In Search of Ottoman Jewish Women’s Lives
Hosted By: Haberman Institute
Although our knowledge about Ottoman Jewish women’s history has expanded significantly in recent decades, there is still much we don’t know about the lives they led as the modern era dawned. Among the questions that remain are those surrounding the extent of Ottoman Jewish women’s autonomy—whether, when, and in which contexts they had the space to forge their own paths in life, to marry for love, pursue their own professional interests, or achieve financial independence.

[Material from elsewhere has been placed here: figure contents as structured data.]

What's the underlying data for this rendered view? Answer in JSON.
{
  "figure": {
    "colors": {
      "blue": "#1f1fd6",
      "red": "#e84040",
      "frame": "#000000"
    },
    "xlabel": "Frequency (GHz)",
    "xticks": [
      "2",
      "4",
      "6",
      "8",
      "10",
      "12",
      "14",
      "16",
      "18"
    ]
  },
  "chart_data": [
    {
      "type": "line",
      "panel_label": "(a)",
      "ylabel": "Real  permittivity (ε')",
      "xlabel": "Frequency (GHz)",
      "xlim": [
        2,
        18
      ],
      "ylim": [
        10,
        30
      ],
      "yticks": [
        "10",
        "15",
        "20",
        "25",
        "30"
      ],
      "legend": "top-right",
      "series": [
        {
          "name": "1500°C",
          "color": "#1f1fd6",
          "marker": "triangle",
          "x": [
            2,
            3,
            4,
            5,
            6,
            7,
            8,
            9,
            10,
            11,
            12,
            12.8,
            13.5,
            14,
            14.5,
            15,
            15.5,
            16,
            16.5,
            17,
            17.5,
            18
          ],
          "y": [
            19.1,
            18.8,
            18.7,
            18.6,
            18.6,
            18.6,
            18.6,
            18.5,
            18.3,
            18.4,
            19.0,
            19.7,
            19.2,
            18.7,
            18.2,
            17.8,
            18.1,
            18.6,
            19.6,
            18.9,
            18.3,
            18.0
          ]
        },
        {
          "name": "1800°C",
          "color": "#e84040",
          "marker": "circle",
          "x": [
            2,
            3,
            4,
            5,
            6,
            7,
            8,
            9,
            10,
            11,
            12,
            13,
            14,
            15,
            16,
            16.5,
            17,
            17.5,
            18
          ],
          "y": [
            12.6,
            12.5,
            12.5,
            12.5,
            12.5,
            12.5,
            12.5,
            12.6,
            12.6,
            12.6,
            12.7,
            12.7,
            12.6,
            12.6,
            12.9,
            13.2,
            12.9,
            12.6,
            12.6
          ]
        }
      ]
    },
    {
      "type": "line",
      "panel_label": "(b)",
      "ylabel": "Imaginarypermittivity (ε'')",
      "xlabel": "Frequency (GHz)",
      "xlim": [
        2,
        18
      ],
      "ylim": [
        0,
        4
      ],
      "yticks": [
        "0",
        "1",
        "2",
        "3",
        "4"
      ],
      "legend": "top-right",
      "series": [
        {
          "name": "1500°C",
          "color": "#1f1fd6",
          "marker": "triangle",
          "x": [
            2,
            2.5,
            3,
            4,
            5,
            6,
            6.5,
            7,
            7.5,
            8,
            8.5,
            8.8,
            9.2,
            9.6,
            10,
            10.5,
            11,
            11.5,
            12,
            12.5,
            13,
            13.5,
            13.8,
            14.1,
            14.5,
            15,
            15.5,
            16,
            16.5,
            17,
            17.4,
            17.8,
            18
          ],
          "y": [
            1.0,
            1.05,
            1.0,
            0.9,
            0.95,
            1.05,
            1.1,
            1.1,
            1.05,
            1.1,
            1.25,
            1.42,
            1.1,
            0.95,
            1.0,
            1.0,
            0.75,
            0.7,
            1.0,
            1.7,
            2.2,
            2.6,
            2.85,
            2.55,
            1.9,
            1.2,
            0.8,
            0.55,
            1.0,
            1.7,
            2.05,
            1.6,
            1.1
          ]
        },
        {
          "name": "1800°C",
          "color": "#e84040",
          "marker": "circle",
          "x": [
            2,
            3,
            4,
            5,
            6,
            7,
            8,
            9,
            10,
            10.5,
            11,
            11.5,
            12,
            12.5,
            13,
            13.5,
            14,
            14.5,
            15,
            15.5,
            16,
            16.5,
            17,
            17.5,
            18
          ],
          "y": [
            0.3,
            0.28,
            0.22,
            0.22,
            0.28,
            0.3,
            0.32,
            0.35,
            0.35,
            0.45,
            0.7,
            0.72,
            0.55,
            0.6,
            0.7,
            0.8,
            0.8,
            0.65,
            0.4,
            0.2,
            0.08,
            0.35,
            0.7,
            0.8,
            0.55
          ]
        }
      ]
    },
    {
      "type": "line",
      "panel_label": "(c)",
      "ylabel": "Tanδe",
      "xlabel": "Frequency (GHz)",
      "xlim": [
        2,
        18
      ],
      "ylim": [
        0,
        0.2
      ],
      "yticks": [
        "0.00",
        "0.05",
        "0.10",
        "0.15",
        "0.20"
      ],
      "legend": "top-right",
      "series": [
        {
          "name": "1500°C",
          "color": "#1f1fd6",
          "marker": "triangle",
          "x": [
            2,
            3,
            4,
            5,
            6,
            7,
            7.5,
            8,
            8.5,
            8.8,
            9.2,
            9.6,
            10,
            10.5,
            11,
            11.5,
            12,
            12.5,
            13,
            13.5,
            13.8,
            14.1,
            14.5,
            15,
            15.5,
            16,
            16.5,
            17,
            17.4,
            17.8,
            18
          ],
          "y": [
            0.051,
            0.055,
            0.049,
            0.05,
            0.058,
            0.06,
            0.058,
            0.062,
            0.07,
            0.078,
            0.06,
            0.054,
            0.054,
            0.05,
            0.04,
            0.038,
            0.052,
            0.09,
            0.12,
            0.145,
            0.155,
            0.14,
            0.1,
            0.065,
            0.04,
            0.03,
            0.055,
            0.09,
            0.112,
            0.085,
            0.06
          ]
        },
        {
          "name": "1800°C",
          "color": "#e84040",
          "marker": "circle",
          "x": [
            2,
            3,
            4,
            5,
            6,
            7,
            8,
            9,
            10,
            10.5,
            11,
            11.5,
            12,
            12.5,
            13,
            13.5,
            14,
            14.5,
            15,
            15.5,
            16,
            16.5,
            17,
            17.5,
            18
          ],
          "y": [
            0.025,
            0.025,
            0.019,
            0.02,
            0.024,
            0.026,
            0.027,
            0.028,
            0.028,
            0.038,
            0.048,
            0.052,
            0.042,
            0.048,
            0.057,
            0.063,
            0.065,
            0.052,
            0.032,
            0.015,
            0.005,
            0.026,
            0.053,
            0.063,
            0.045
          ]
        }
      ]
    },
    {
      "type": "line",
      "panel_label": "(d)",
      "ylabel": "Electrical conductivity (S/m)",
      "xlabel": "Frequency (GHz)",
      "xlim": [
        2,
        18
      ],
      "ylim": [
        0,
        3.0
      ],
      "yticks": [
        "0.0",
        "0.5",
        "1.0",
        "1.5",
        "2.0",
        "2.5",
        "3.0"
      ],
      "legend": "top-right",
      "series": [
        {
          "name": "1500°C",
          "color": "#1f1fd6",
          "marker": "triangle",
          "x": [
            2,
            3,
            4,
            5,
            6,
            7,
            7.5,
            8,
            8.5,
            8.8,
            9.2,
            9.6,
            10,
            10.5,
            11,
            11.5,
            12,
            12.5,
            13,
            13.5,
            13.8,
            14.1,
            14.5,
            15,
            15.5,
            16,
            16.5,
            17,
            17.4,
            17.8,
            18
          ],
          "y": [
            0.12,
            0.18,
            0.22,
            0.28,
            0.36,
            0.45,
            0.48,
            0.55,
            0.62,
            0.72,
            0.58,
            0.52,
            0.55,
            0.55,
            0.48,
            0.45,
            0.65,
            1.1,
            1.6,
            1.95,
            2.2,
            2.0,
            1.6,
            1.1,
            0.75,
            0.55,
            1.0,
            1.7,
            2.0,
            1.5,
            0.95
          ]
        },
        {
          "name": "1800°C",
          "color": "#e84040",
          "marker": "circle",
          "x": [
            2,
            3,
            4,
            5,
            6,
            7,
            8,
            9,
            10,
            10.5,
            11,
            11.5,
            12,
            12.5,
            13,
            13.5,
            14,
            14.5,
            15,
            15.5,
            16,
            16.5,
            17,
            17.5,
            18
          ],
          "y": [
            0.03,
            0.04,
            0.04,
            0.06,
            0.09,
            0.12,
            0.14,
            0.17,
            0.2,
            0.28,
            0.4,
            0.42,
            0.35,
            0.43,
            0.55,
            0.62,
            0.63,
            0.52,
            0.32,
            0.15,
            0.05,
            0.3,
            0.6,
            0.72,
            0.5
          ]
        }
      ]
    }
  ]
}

Unlike those who have productively mined Jewish women’s oral traditions and autobiographical writings for later, post-Ottoman periods, those working on earlier eras find first-person accounts left behind by Ottoman Jewish women only rarely, and with great difficulty. Yet this need not deter us from asking these questions. Even those who did not leave behind memoirs or personal correspondence have left us other bread crumbs—in the advertisements they placed in the press, in the businesses they registered, the lesson plans they created, the photographs they posed for and kept, the portraits they had commissioned, the songs they recorded, and the pieces of clothing they designed, cut, and sewed, leaving us with a wealth of textual and material traces.
This talk will pursue a few such cases, offering selected portraits of little-known Jewish women who lived during the final half-century of the Ottoman Empire.